Branca como a cal

A malta anda a sentir falta dos serões em família, nos bem ditos fins de semana de "visita à terra", em que imperava a conversa banal.

Só se falava de trivialidades, do casar e do descasar.

Tudo junto, em volta da mesa, da camilha, do que lhe queiram chamar, em que era colocada a melhor toalha de renda, guardada religiosamente na gaveta para se vir mostrar, vaidosa, em ajuntamentos especiais.

Era a mesma que a avó Alice, com os dedos com artroses insistira em bordar. E falava-se, com saudade, da avó, da marreca nas costas, do porta-moedas com mais de trinta anos e de quem, na sua opinião, o havia de herdar. A toalha ainda estava branca como a cal.


Passavam-se as mãos pela mesa, puxavam-se as cadeiras, bancos, banquinhos, que nunca pareciam faltar.

Começáva-se a ronda na prima Chica que, assoberbada, andava a tratar do filho da estouvada da Catarina que não tinha juízo nenhum, do Joaquim do talho que se fartava de mandar piropos às miúdas novas, do Carlos que nunca mais assentava arraiais com uma rapariga séria, do Tio Fernando que insistia em andar pelas ruas da aldeia com a mota que já remontava a a.c., da mercearia da Dona Clementina que já quase não vendia nada, da Joana que de tão moderna que estava, até já fumava à frente dos pais.
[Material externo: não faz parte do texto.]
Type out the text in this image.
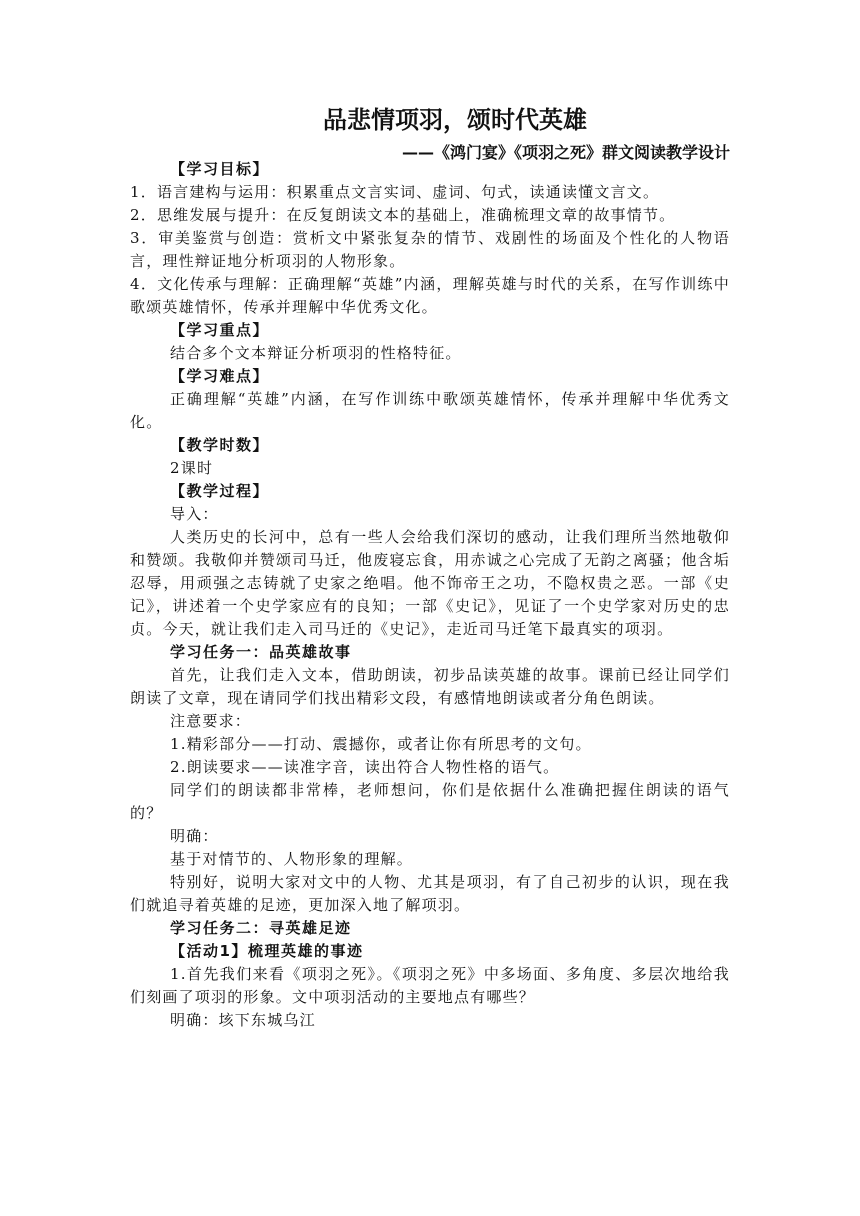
品悲情项羽，颂时代英雄
——《鸿门宴》《项羽之死》群文阅读教学设计

【学习目标】

1．语言建构与运用：积累重点文言实词、虚词、句式，读通读懂文言文。

2．思维发展与提升：在反复朗读文本的基础上，准确梳理文章的故事情节。

3．审美鉴赏与创造：赏析文中紧张复杂的情节、戏剧性的场面及个性化的人物语言，理性辩证地分析项羽的人物形象。

4．文化传承与理解：正确理解“英雄”内涵，理解英雄与时代的关系，在写作训练中歌颂英雄情怀，传承并理解中华优秀文化。

【学习重点】

结合多个文本辩证分析项羽的性格特征。

【学习难点】

正确理解“英雄”内涵，在写作训练中歌颂英雄情怀，传承并理解中华优秀文化。

【教学时数】

2课时

【教学过程】

导入：

人类历史的长河中，总有一些人会给我们深切的感动，让我们理所当然地敬仰和赞颂。我敬仰并赞颂司马迁，他废寝忘食，用赤诚之心完成了无韵之离骚；他含垢忍辱，用顽强之志铸就了史家之绝唱。他不饰帝王之功，不隐权贵之恶。一部《史记》，讲述着一个史学家应有的良知；一部《史记》，见证了一个史学家对历史的忠贞。今天，就让我们走入司马迁的《史记》，走近司马迁笔下最真实的项羽。

学习任务一：品英雄故事

首先，让我们走入文本，借助朗读，初步品读英雄的故事。课前已经让同学们朗读了文章，现在请同学们找出精彩文段，有感情地朗读或者分角色朗读。

注意要求：

1.精彩部分——打动、震撼你，或者让你有所思考的文句。

2.朗读要求——读准字音，读出符合人物性格的语气。

同学们的朗读都非常棒，老师想问，你们是依据什么准确把握住朗读的语气的？

明确：

基于对情节的、人物形象的理解。

特别好，说明大家对文中的人物、尤其是项羽，有了自己初步的认识，现在我们就追寻着英雄的足迹，更加深入地了解项羽。

学习任务二：寻英雄足迹

【活动1】梳理英雄的事迹

1.首先我们来看《项羽之死》。《项羽之死》中多场面、多角度、多层次地给我们刻画了项羽的形象。文中项羽活动的主要地点有哪些？

明确：垓下东城乌江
E tudo isto com o "lume" ou a braseira por companhia, até todo o corpo ficar quente e não haver espaço para o frio entrar.
Os miúdos andavam à volta da mesa, a roubar bolos, a correr pela sala, a fazer o chamado "esparvoar". Acabavam por ficar a dormir com os primos, porque, enfastiados da conversa dos adultos, subiam aos quartos para brincar.

Faziam-se os melhores bolos, servia-se um cacau quente a fumegar e esperava-se até conseguir agarrar a chávena a escaldar.

A noite só acabava quando o lume se começava a ficar.